Recipe: Chef Jet Tila’s Khao Soi for Songkran

The Charleston chef shares his Thai New Year favorite

Get out your water guns! The Thai festival of Songkran begins this weekend. The holiday celebrates the official start of the Thai New Year, and along with paying respect to elders visiting temples, and honoring monks, it’s traditional to soak random strangers with water—in Thailand anyway. What began as a sort of ritual cleansing has today evolved into a full-fledged, country-wide water fight complete with balloons, Super Soakers, and more. There will be slightly less wet festivities throughout Hollywood’s Thai Town and at temples across Los Angeles, but we’ll honor the day by drowning ourselves in the rich, coconutty broth that accompanies the official dish of Chiang Mai: Khao Soi. Jet Tila, chef-owner of Santa Monica’s the Charleston restaurant and the inaugural U.S Culinary Ambassador to Thailand, remembers eating the turmeric-tinted, rice noodle soup (a dish so good it wound up on the cover of March’s Bon Appétit) with his grandmother and a child. “The preparation of this noodle dish is a clear expression of how to cook Thai food,” says Tila, “Because it contains the ‘yum,’ a Thai word that means the perfect balance of hot, sour, salty, and sweet.” Tila shares a recipe for a slightly altered version with beef tenderloin, yellow curry paste, and fresh flat egg noodles. Sawat di pi mai! (Happy New Year!)

Khao Soi Northern Curry
Serves 4

2 tablespoons yellow curry paste
2 tablespoons red curry paste
2 kaffir lime leaves, fine chiffonade
4 cups coconut milk
½ cup demi glace or rich beef stock
1 pound beef tenderloin, sliced about 2” long
2 tablespoons fish sauce
1 tablespoon sugar
1 tablespoon tamarind paste

For Serving:
½ pounds fresh flat egg noodles, boiled, rinsed, and drained.
½ cup Chinese pickled mustard greens, drained and sliced thin
½ cup shallots, peeled and diced small
2 scallions, sliced on a bias
½ cup cilantro, leaves picked

In a medium saucepan, heat three tablespoons of coconut milk on medium and stir in curry pastes and lime leaves. Stir-fry for about one minute until paste starts to brown and is thick and fragrant. Stir in remaining coconut milk into curry paste. Increase heat to high until boiling. Allow to boil for about five to ten minutes or until reduces about ¼ or until it coats the back of a wooden spoon.
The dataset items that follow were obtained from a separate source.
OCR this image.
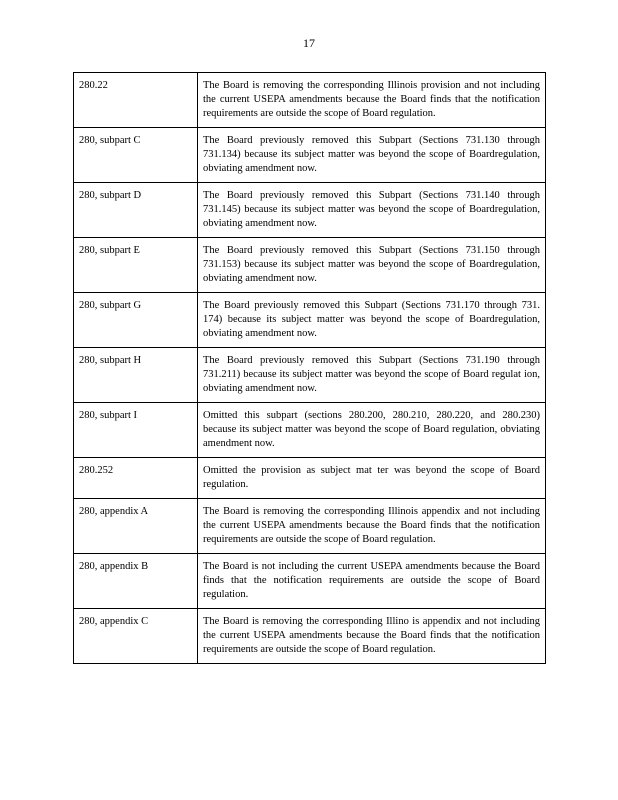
17
280.22	The Board is removing the corresponding Illinois provision and not including the current USEPA amendments because the Board finds that the notification requirements are outside the scope of Board regulation.
280, subpart C	The Board previously removed this Subpart (Sections 731.130 through 731.134) because its subject matter was beyond the scope of Boardregulation, obviating amendment now.
280, subpart D	The Board previously removed this Subpart (Sections 731.140 through 731.145) because its subject matter was beyond the scope of Boardregulation, obviating amendment now.
280, subpart E	The Board previously removed this Subpart (Sections 731.150 through 731.153) because its subject matter was beyond the scope of Boardregulation, obviating amendment now.
280, subpart G	The Board previously removed this Subpart (Sections 731.170 through 731. 174) because its subject matter was beyond the scope of Boardregulation, obviating amendment now.
280, subpart H	The Board previously removed this Subpart (Sections 731.190 through 731.211) because its subject matter was beyond the scope of Board regulat ion, obviating amendment now.
280, subpart I	Omitted this subpart (sections 280.200, 280.210, 280.220, and 280.230) because its subject matter was beyond the scope of Board regulation, obviating amendment now.
280.252	Omitted the provision as subject mat ter was beyond the scope of Board regulation.
280, appendix A	The Board is removing the corresponding Illinois appendix and not including the current USEPA amendments because the Board finds that the notification requirements are outside the scope of Board regulation.
280, appendix B	The Board is not including the current USEPA amendments because the Board finds that the notification requirements are outside the scope of Board regulation.
280, appendix C	The Board is removing the corresponding Illino is appendix and not including the current USEPA amendments because the Board finds that the notification requirements are outside the scope of Board regulation.
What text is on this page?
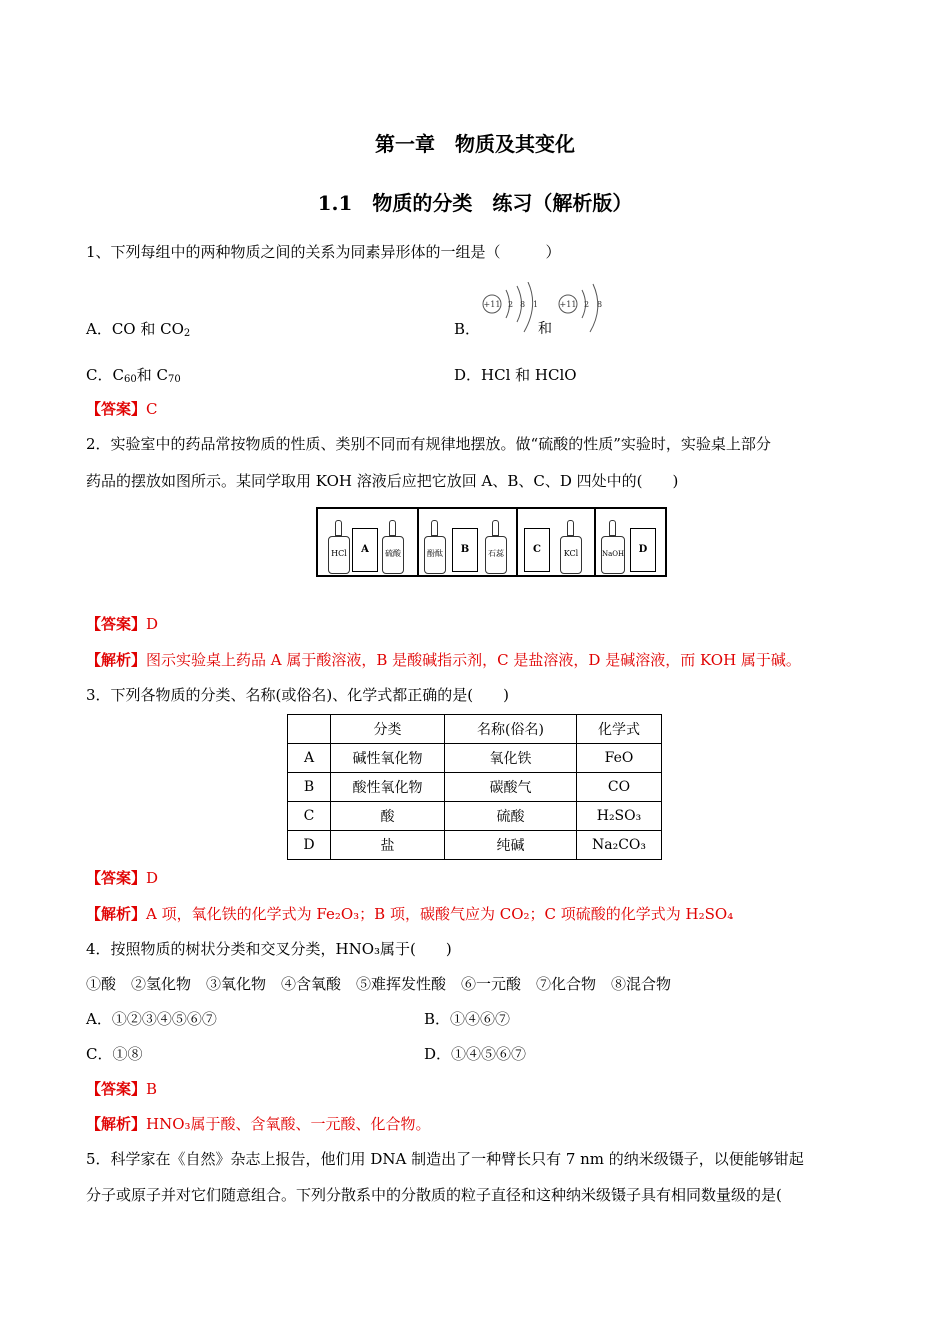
第一章　物质及其变化
1.1　物质的分类　练习（解析版）
1、下列每组中的两种物质之间的关系为同素异形体的一组是（　　　）
A．CO 和 $CO_2$	B．
+11 2 8 1	+11 2 8
和
C．$C_{60}$和 $C_{70}$	D．HCl 和 HClO
【答案】C
2．实验室中的药品常按物质的性质、类别不同而有规律地摆放。做“硫酸的性质”实验时，实验桌上部分
药品的摆放如图所示。某同学取用 KOH 溶液后应把它放回 A、B、C、D 四处中的(　　)
HCl	A	硫酸	酚酞	B	石蕊	C	KCl	NaOH	D
【答案】D
【解析】图示实验桌上药品 A 属于酸溶液，B 是酸碱指示剂，C 是盐溶液，D 是碱溶液，而 KOH 属于碱。
3．下列各物质的分类、名称(或俗名)、化学式都正确的是(　　)
	分类	名称(俗名)	化学式
A	碱性氧化物	氧化铁	FeO
B	酸性氧化物	碳酸气	CO
C	酸	硫酸	H₂SO₃
D	盐	纯碱	Na₂CO₃
【答案】D
【解析】A 项，氧化铁的化学式为 Fe₂O₃；B 项，碳酸气应为 CO₂；C 项硫酸的化学式为 H₂SO₄
4．按照物质的树状分类和交叉分类，HNO₃属于(　　)
①酸　②氢化物　③氧化物　④含氧酸　⑤难挥发性酸　⑥一元酸　⑦化合物　⑧混合物
A．①②③④⑤⑥⑦	B．①④⑥⑦
C．①⑧	D．①④⑤⑥⑦
【答案】B
【解析】HNO₃属于酸、含氧酸、一元酸、化合物。
5．科学家在《自然》杂志上报告，他们用 DNA 制造出了一种臂长只有 7 nm 的纳米级镊子，以便能够钳起
分子或原子并对它们随意组合。下列分散系中的分散质的粒子直径和这种纳米级镊子具有相同数量级的是(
Reduce to simmer add demi glace, fish sauce, tamarind, and sugar. Taste and adjust seasoning as necessary. Add beef filet at the last possible moment before serving.

To serve:
Separate the noodles into four bowls. Ladle six to eight ounces of the rich broth over each noodle bowl. Garnish with mustard greens, shallots, scallions, and cilantro on top.